Clusters works using the Leiden community detection algorithm via igraph::cluster_leiden(). If no network is provided, a semantic similarity network is built automatically from embeddings.

Usage

sm_cluster_leiden(
  corpus,
  network = NULL,
  resolution = 1,
  call = rlang::caller_env()
)

Arguments

corpus

An sm_corpus object.

network

A tidygraph::tbl_graph or igraph::igraph object, or NULL. If NULL (default), a semantic similarity network is built via sm_network_semantic().

resolution

Numeric; resolution parameter for the Leiden algorithm. Higher values produce more (smaller) clusters. Defaults to 1.0.

call

Caller environment for error reporting.

Value

The input corpus with a cluster_id column added to corpus$works.

Details

The Leiden algorithm (Traag et al., 2019) is a refinement of the Louvain algorithm that guarantees well-connected communities. It operates on the edge weights of the network.
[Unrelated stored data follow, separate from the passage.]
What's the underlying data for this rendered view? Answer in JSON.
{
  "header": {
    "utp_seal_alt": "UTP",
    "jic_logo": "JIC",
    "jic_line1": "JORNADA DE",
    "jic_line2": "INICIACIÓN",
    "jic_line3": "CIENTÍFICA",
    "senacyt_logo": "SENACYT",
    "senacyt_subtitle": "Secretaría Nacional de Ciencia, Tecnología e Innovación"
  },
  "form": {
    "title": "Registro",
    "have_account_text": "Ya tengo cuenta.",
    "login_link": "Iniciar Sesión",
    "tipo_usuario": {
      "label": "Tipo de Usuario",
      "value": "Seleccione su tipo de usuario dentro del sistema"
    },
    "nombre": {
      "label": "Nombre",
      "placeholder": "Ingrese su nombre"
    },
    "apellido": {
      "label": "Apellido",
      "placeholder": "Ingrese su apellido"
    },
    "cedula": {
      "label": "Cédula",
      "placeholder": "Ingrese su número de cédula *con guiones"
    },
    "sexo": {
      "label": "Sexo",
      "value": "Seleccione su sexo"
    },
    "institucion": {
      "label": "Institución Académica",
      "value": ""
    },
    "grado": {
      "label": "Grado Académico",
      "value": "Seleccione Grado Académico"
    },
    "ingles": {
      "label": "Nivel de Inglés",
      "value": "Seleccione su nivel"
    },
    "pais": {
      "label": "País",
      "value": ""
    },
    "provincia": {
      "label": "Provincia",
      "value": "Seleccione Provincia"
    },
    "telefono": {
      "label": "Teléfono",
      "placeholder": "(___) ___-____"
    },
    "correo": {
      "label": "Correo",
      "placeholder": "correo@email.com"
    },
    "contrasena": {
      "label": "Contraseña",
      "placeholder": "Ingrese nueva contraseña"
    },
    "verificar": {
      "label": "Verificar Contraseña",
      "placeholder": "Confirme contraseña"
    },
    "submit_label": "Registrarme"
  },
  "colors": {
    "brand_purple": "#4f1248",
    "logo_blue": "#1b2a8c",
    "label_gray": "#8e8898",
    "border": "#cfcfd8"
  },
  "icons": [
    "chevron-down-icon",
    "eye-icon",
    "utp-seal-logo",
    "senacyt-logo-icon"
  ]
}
When network = NULL, embeddings must be present in the corpus so that sm_network_semantic() can build a k-NN graph.

Examples

# \donttest{
corpus <- sm_example_corpus(with_embeddings = TRUE)
corpus <- sm_cluster_leiden(corpus, resolution = 1.0)
#>  Leiden clustering complete.
#>  5 communities found.
table(corpus$works$cluster_id)
#> 
#>  1  2  3  4  5 
#> 49 39 45 40 27 
# }